30. Der alte Mann im Rollstuhl
„Wenn Mutter tot ist, dann ist er schuld daran“, hatte ihr das Mädchen immer wieder zugeflüstert, so lange, bis Chloe selbst daran glaubte. Deshalb war sie mit Rufus auch durch die schmale Pforte zurück in die Villa gegangen und hatte geduldig gewartet, bis alle das Haus verlassen hatten.
Alle bis auf einen. Dieser eine konnte das Haus nicht mehr alleine verlassen, er konnte weder sprechen noch sich bewegen und seine Glieder hatte er auch nicht mehr unter Kontrolle. Er war auf Rundumpflege angewiesen, so wie Chloe auch darauf angewiesen gewesen wäre, wenn Mutter noch leben würde. Aber Mutter war tot.
Im oberen Stockwerk der Villa wohnte die Pflegerin, die aber das Haus verlassen hatte, um Nachschub an Medikamenten aus der Apotheke zu holen. Chloe war ganz alleine mit ihm. Das große Haus war leer und gespenstisch still. Nur das Scharren der spitzen Krallen von Rufus war zu hören, den sie mitgenommen hatte. Sie wusste, dass er Tiere hasste, seit sein Dackel verschwunden war, und niemals in der Lage wäre, das Fell eines Tieres zu streicheln. Nun aber war er ihnen ausgeliefert.

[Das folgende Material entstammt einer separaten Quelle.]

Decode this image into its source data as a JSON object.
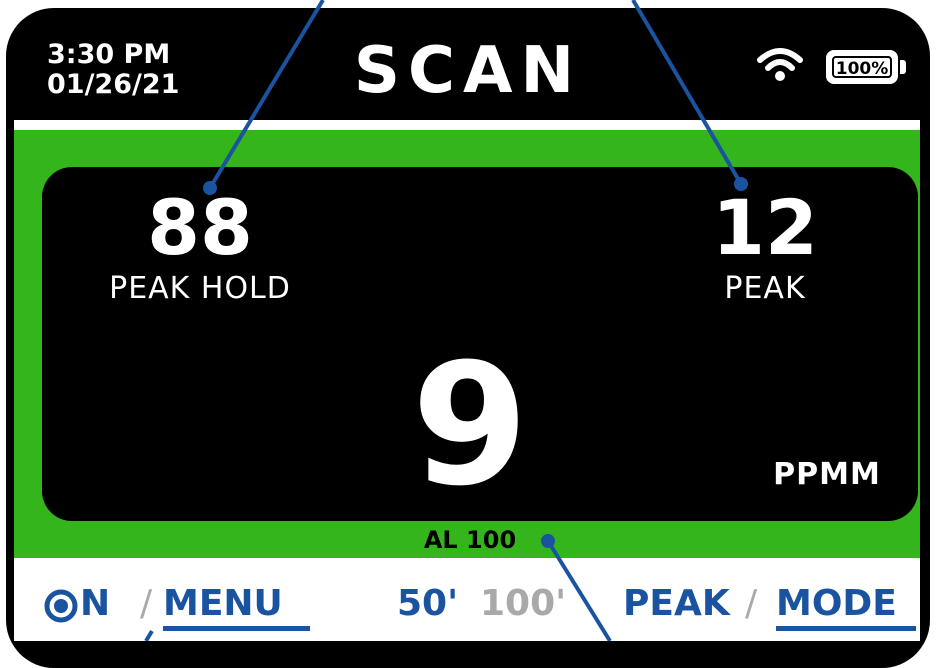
{
  "status": {
    "time": "3:30 PM",
    "date": "01/26/21",
    "battery": "100%"
  },
  "header": {
    "title": "SCAN"
  },
  "readings": {
    "peak_hold_value": "88",
    "peak_hold_label": "PEAK HOLD",
    "peak_value": "12",
    "peak_label": "PEAK",
    "current_value": "9",
    "unit": "PPMM",
    "alarm": "AL 100"
  },
  "footer": {
    "on_label": "N",
    "sep1": "/",
    "menu_label": "MENU",
    "range_active": "50'",
    "range_inactive": "100'",
    "peak_label": "PEAK",
    "sep2": "/",
    "mode_label": "MODE"
  },
  "colors": {
    "accent": "#1a53a0",
    "screen_border": "#35b51c",
    "inactive": "#a9a9a9"
  },
  "icons": {
    "wifi": "wifi-icon",
    "battery": "battery-icon",
    "power": "power-icon"
  }
}
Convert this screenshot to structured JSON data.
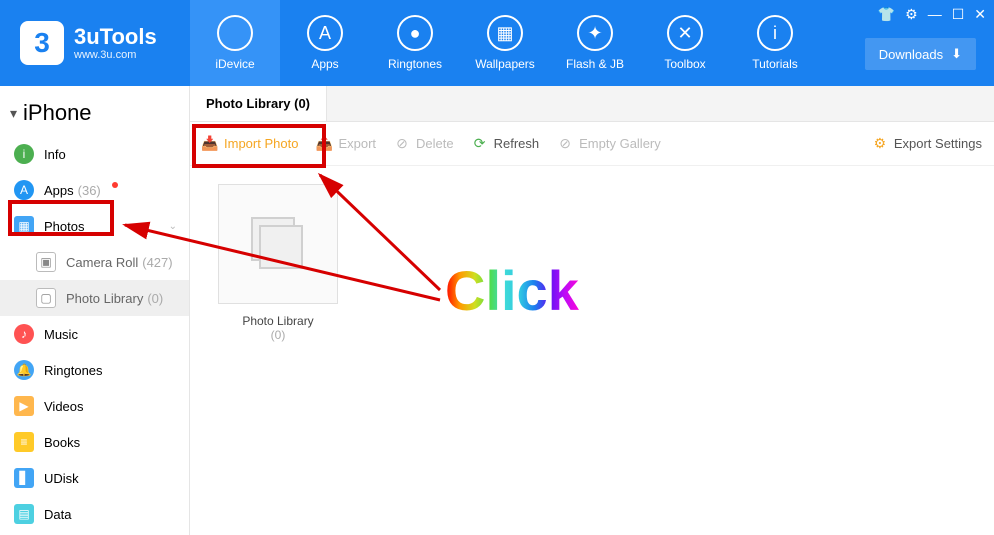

Vorsichtig öffnete sie die Tür zum großen Salon und sah ihn mit dem Rücken zu ihr verkrümmt in seinem Rollstuhl sitzen und in das Feuer starren. Doch das Scharren der Pfoten von Rufus musste er gehört haben, denn ein Zittern ging durch seinen schiefen Körper.
Aber Zoltan Zorn war nicht einmal fähig, den Rollstuhl zu drehen, so sehr hatten die Schlaganfälle seinen Körper zu einem leblosen und nutzlosen Gehäuse gemacht, in dem nur noch sein Herz schlug und die Gedanken auf Reisen gingen.
Chloe stand direkt hinter ihm und atmete tief durch. Sie blies ihm ihren Atem sanft in den Nacken und sah das Zittern seiner verkümmerten Halsmuskeln, die diesen feinen Luftzug gespürt hatten. Jetzt wünschte sie, dass sie das Sprechen nicht vergessen hätte, dass sie eine eigene Sprache hätte, in der sie mit ihm reden könnte.